Il y a deux semaines de cela se déroulait au Forum des Images une sorte d'automne du film Québécois, réunissant une trentaine de films sélectionnés parmi la foisonnante production de la Belle Province. Des films aux couleurs sombres et graves, abordant sans détour de nombreux sujets délicats qui sont de véritables angles morts dans le cinéma français. Âpre, sans détour, complexe et parfois très violent (voir Les 7 jours du Talion de Podz) ce cinéma propose une alternative intéressante à ce qui envahie de façon hebdomadaire nos salles notamment parce que son financement (assuré quasi exclusivement par l'Etat du Québec) lui donne de grandes latitudes.
Une oeuvre atypique s'est sortie de cette sélection. The Trotsky, second film de Jacob Tierney, est en effet un petit boulet rouge iconoclaste pour plusieurs raisons. Tout d'abord parce que comme son nom l'indique, Jacob Tierney est un québécois anglophone. Ca ne semble rien comme cela, mais comme nous l'a confié le réalisateur, la communauté anglophone du Québec est bien souvent assimilée à une communauté étrangère ou plutôt non-québécoise. Du même coup, il est d'une assez grande rareté qu'un film québécois soit écrit et produit en anglais, joué avec des acteurs canadiens anglophones et francophones...
En soit Tierney a mis le doigt sur quelque chose d'assez sensible dans la société québécoise: la cohabitation entre les deux cultures. Fort de ce bilinguisme, le Québec n'en reste visiblement pas moins le théâtre d'une opposition ou, tout du moins, d'une cordiale ignorance entre les deux communautés. Au grand dam de Tierney qui fait dire à un moment du film à son héros qui répond alors à son frère qui lui reproche de faire chier toute la ville avec ses conneries: "La moitié de la ville, je crois que les francophones n'en ont rien à faire de nous". Triste reproche...

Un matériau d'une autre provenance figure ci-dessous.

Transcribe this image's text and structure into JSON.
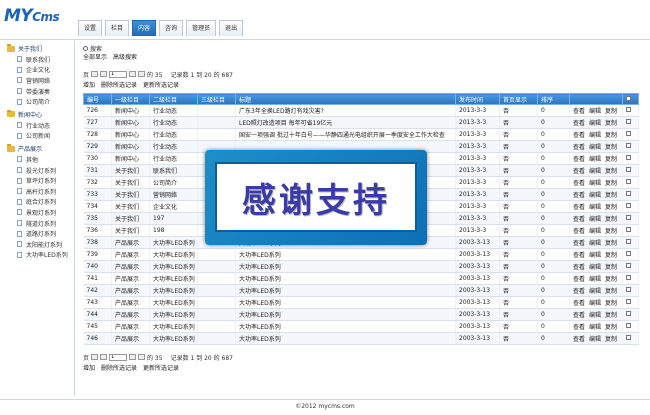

Secondement, The Trotsky est une comédie. Là encore, rien d'extravagant mais, aux vues de la programmation, c'est une petite bouffée de jovialité. Non pas que les choses graves me rebutent, ce serait mal me connaître, mais à un moment, ça fait du bien de lâcher ses zygomatiques.

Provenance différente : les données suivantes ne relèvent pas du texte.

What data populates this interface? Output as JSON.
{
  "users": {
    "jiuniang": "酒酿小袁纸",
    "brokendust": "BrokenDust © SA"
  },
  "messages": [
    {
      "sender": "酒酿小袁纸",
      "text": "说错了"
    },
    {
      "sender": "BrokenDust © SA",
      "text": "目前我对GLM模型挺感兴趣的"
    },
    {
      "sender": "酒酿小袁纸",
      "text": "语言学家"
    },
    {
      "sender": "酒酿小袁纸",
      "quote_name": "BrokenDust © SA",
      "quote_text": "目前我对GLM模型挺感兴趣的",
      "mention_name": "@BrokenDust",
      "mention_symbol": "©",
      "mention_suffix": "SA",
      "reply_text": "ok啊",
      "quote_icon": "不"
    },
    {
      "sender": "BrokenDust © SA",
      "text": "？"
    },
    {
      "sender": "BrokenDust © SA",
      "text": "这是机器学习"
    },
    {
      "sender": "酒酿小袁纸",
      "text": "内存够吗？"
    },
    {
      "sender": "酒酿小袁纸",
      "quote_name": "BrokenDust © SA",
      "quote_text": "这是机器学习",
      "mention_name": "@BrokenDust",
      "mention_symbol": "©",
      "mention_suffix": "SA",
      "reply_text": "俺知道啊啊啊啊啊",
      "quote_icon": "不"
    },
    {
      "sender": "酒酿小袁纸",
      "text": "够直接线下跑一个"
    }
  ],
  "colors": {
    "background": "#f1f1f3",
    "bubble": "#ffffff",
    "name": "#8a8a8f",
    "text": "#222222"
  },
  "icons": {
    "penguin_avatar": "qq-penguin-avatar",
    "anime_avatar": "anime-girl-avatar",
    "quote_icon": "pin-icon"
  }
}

Sous ses airs de grand adolescent maladroit, veule et introverti, Léon Bronstein (alias l'excellent Jay Baruchel) a une certitude: en plus d'être son homonyme, il est la réincarnation de Léon Trotsky. Rien que ça! De ce fait, Léon a tout un planning pour réussir sa vie, autrement dit, coller à celle de son illustre prédécesseur. Il mène ainsi sa première grève dans l'entreprise de son père en mobilisant les salariés contre leur patron qui ne respecte pas la pause déjeuner. Mais cette grève est un échec. Léon voit l'occasion de se réaliser lorsque son père, pour mettre fin à cette obnubilation qu'il trouve ridicule, l'inscrit dans une école publique dirigée par deux tyrans "fascistes" (comprenez strictes et autoritaires) interprétés par Domini Blythe et l'impeccable Colm Feore.

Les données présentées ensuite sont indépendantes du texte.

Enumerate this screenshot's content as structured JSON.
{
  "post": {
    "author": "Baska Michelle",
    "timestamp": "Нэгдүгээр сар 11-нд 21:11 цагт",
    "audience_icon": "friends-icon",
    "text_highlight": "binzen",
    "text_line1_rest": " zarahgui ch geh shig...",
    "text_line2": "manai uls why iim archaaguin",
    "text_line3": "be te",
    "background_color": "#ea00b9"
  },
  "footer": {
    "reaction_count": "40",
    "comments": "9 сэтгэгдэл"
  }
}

Que retenir de tout ça? Au premier abord, ça apparaît un brin falot et on voit mal comment Tierney va bien réussir à se dépêtrer d'un sujet aussi barbant que l'éventuelle réactivation du communiste trotskiste au XXIe siècle dans le milieu estudiantin canadien. Et pourtant... Avec une véritable intelligence de ton, il parvient à toucher exactement le spectateur en posant une question fondamentale. Partant du constat que rien ne va plus, que l'injustice scolaire a pris le pas sur le devoir fondamental de l'école qui est celui de former l'esprit critique de ceux qui la fréquentent et de leur permettre d'utiliser ces connaissances pour construire ceux qu'ils seront demain, Tierney, se demande si, "la jeunesse" d'aujourd'hui, celle de Facebook et du rock acidulé, est bercée dans un ennui profond d'où elle pourrait sortir pour mener la Révolution ou si elle est plongée dans l'apathie, latente et immuable inertie, incarnation de l'immobilisme et de l'impuissance.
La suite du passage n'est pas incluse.